Nigerian Association of Resident Doctors (NARD) has called out members on what it called a “total and indefinite strike” on April 1, accusing the Federal Government of reneging on the earlier agreements they both reached.
A communiqué issued after the meeting the NARD National Executive Council (NEC) today, March 28, said that its earlier ultimatum given to the Federal Government during its January NEC meeting in Owerri, Imo State, will expire by March 31, with no significant achievement.
The NEC was held to review its earlier ultimatum and deliberate on issues affecting Residency Training, Healthcore Delivery and the welfare of its members across the country.
In the communiqué, signed by the NARD President, Dr. Uyilawa Okhuaihesuyi; the Secretary, Dr. Jerry Isogun and the Publicity Secretary, Dr. Dotun Osikoya, the NEC reiterated the full support of NARD for the central placement of house officers.
“Nevertheless, we decry the agony our members have been made to pass through for three months now without salaries despite uninterrupted service delivery to the nation.
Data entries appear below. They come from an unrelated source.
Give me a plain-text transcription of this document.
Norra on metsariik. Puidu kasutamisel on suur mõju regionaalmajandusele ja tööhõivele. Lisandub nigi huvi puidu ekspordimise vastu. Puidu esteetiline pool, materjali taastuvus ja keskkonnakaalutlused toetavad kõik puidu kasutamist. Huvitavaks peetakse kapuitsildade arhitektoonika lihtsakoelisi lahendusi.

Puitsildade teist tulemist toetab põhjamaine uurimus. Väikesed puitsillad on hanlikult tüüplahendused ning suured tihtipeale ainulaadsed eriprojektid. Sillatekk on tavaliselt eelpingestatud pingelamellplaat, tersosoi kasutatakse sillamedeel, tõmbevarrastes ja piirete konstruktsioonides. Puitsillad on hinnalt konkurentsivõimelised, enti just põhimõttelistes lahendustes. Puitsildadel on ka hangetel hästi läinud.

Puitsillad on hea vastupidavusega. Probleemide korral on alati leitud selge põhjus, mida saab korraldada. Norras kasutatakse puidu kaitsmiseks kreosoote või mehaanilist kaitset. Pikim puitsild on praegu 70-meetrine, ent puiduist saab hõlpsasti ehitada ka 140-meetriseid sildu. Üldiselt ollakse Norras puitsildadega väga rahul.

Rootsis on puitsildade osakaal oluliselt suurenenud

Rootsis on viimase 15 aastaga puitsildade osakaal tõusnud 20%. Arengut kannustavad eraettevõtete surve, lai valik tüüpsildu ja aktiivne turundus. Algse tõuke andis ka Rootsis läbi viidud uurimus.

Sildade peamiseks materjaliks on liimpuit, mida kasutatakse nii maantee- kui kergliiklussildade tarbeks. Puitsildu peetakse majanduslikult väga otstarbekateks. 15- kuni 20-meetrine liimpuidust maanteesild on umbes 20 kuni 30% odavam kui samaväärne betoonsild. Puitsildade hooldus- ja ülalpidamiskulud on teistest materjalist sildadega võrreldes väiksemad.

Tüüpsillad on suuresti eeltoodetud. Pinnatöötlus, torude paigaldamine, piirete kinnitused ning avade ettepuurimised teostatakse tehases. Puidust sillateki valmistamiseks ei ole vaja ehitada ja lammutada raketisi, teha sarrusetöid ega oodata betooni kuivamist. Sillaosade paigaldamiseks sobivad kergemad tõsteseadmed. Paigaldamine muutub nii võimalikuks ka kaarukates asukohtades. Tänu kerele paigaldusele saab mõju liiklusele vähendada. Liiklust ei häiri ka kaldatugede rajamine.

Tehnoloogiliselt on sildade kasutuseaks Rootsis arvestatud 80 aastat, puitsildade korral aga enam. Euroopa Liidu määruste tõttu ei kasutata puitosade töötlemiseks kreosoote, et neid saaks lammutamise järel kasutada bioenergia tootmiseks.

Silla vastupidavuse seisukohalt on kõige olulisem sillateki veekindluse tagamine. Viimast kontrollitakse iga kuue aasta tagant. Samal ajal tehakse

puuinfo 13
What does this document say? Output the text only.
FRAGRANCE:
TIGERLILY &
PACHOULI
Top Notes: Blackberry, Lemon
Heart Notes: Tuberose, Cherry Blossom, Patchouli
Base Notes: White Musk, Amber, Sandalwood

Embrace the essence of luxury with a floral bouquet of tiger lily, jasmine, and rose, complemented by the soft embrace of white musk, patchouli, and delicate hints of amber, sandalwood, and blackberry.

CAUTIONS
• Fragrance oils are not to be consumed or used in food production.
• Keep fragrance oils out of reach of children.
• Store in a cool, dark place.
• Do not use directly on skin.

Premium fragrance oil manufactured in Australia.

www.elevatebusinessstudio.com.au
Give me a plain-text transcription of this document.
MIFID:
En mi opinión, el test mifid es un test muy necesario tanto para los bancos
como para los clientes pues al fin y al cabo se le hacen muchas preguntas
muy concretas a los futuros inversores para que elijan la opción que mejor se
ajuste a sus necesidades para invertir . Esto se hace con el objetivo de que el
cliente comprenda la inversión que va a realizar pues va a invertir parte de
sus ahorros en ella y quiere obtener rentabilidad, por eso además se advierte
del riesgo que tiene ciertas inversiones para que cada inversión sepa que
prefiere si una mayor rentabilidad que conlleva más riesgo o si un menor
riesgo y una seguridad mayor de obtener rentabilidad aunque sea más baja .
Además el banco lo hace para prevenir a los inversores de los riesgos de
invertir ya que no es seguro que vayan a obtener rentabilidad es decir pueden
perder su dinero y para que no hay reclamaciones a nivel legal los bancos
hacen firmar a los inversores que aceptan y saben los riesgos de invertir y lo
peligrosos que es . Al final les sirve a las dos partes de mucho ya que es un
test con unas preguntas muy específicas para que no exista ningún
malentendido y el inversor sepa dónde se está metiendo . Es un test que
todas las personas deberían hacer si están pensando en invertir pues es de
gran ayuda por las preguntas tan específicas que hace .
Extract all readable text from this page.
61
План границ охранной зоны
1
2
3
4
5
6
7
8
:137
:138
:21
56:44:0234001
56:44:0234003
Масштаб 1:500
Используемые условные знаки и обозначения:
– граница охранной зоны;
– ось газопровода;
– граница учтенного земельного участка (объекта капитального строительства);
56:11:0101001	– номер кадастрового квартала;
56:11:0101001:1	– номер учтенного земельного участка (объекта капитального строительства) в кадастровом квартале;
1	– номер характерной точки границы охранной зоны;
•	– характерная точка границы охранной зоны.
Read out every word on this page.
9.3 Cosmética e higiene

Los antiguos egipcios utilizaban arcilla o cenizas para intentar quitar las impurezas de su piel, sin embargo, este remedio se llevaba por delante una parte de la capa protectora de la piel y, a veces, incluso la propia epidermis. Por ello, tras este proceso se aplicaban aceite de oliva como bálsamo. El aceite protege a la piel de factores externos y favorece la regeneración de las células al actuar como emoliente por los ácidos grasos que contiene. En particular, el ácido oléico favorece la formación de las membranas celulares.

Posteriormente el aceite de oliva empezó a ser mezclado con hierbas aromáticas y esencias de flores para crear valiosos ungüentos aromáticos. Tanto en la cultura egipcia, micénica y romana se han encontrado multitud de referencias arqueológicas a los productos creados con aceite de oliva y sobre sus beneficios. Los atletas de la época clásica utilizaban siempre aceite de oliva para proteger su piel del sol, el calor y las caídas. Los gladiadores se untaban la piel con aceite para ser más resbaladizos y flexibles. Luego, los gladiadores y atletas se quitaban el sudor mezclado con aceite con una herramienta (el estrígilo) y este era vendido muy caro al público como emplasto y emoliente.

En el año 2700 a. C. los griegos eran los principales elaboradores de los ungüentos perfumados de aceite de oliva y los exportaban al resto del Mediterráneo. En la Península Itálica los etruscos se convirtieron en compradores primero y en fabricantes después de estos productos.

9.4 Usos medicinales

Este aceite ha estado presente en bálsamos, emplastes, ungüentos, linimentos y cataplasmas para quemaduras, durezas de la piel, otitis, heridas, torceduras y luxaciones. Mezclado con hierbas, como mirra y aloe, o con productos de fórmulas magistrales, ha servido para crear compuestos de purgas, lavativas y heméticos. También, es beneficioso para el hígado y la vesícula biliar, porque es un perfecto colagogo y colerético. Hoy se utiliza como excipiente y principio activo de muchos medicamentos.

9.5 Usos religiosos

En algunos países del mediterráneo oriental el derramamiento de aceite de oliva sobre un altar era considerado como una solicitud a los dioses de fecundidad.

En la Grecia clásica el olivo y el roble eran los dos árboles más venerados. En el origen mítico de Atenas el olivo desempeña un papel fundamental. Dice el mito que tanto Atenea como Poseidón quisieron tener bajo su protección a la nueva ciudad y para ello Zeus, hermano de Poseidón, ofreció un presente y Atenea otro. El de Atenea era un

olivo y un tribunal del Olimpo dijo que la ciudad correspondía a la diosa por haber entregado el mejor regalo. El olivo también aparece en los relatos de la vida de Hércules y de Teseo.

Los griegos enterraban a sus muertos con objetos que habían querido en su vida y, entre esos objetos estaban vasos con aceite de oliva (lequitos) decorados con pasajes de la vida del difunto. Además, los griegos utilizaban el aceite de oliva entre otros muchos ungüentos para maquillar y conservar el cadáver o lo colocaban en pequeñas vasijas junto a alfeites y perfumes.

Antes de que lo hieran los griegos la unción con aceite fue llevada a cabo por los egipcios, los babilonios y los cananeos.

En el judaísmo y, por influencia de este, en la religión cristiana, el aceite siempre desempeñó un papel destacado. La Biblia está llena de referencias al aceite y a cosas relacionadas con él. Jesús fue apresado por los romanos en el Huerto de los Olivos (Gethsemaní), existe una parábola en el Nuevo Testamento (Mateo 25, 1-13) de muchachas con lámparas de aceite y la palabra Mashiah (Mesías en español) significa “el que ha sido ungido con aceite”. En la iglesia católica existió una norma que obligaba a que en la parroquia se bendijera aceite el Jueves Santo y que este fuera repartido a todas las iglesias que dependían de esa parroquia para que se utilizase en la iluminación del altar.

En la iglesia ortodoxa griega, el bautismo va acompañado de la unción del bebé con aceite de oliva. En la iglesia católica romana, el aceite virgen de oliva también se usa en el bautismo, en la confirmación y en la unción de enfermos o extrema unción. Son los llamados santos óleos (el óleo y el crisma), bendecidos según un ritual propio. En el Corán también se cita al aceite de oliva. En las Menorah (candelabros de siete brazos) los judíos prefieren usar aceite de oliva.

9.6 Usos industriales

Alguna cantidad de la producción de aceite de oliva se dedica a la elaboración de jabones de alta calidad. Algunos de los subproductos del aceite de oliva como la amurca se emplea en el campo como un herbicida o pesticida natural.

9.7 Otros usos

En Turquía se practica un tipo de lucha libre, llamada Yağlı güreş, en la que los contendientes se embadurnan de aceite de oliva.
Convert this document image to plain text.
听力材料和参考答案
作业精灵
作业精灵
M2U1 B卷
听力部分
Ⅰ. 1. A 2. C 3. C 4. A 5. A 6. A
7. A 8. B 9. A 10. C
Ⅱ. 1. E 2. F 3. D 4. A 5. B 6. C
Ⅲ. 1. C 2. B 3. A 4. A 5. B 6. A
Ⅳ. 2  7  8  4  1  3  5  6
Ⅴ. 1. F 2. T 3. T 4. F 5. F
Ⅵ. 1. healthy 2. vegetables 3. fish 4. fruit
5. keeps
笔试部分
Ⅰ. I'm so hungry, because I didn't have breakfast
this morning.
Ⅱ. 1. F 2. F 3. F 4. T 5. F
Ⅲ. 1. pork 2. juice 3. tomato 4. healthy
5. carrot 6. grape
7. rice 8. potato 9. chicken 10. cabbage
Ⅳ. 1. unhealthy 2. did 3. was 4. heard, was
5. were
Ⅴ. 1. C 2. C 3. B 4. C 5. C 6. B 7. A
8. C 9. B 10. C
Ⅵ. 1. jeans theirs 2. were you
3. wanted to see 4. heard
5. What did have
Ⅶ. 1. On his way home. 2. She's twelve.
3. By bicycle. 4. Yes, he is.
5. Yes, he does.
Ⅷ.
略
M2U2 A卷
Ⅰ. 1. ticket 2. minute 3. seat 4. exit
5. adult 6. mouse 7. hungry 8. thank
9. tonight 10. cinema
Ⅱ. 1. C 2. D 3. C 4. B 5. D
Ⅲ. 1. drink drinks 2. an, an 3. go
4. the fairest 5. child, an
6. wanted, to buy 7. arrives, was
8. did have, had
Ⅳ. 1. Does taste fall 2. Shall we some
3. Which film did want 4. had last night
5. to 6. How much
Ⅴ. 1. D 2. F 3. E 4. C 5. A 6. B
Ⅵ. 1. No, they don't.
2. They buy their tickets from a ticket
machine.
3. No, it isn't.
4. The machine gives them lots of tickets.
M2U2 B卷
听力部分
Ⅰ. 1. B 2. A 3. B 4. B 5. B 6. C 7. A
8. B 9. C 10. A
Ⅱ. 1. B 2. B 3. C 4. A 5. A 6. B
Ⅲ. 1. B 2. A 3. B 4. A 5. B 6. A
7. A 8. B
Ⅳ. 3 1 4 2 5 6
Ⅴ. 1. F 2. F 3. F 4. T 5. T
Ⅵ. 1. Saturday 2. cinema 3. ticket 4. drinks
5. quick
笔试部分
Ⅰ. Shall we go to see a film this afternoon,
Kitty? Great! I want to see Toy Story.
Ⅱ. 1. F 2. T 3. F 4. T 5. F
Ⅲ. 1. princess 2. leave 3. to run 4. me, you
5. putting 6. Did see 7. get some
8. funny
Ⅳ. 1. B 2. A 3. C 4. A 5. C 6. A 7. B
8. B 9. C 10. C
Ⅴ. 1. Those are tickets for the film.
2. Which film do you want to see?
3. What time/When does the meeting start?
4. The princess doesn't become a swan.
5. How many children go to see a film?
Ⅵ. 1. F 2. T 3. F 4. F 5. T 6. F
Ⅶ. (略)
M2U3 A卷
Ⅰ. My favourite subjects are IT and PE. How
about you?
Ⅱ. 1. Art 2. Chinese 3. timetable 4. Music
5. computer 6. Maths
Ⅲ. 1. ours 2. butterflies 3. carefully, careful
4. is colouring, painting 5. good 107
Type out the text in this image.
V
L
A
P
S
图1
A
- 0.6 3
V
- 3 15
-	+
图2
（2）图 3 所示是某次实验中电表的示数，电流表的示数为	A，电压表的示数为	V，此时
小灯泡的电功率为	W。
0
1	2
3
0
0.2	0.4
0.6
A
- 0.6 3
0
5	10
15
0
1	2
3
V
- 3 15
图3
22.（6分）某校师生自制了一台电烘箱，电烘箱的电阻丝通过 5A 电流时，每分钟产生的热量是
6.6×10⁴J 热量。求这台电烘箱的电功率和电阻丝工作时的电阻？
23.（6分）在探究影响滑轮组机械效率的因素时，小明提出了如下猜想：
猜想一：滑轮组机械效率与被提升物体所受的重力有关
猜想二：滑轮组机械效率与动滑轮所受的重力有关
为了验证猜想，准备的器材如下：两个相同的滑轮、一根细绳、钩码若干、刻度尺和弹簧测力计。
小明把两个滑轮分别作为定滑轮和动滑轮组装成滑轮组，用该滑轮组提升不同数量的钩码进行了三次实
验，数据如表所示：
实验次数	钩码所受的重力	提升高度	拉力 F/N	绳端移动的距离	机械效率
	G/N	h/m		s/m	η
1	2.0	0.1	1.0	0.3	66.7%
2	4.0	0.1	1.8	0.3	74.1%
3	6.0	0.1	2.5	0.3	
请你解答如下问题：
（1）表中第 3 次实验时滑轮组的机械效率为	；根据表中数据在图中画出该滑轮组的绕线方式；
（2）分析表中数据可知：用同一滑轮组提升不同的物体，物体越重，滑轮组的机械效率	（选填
This is due to the inefficiency of the Registrar of Medical and Dental Council of Nigeria (MDCN) in handling the processes of central placement of House Officers as approved by the Federal Executive Council since 2017.
“The NEC unanimously agreed that NARD should proceed on a total and indefinite strike on the 1st of April 2021, by 8:00 a.m. if the following demands are not met.”
Some of the demands include immediate payment of all salaries owed to all house officers including March salaries, regardless of quota system, before the end of business on 31st of March 2021:
“Immediate payment of all salaries arrears including March salaries for our members in all Federal (GOFMIS platform) and state tertiary health institutions across the country especially ASUTH, IMSITH and UNIMEDTH.
“Upward review of the current hazard allowance to 50 per cent of consolidated basic salaries of all health workers and payment of the outstanding COVID-19 inducement allowance especially in state-owned tertiary institutions.”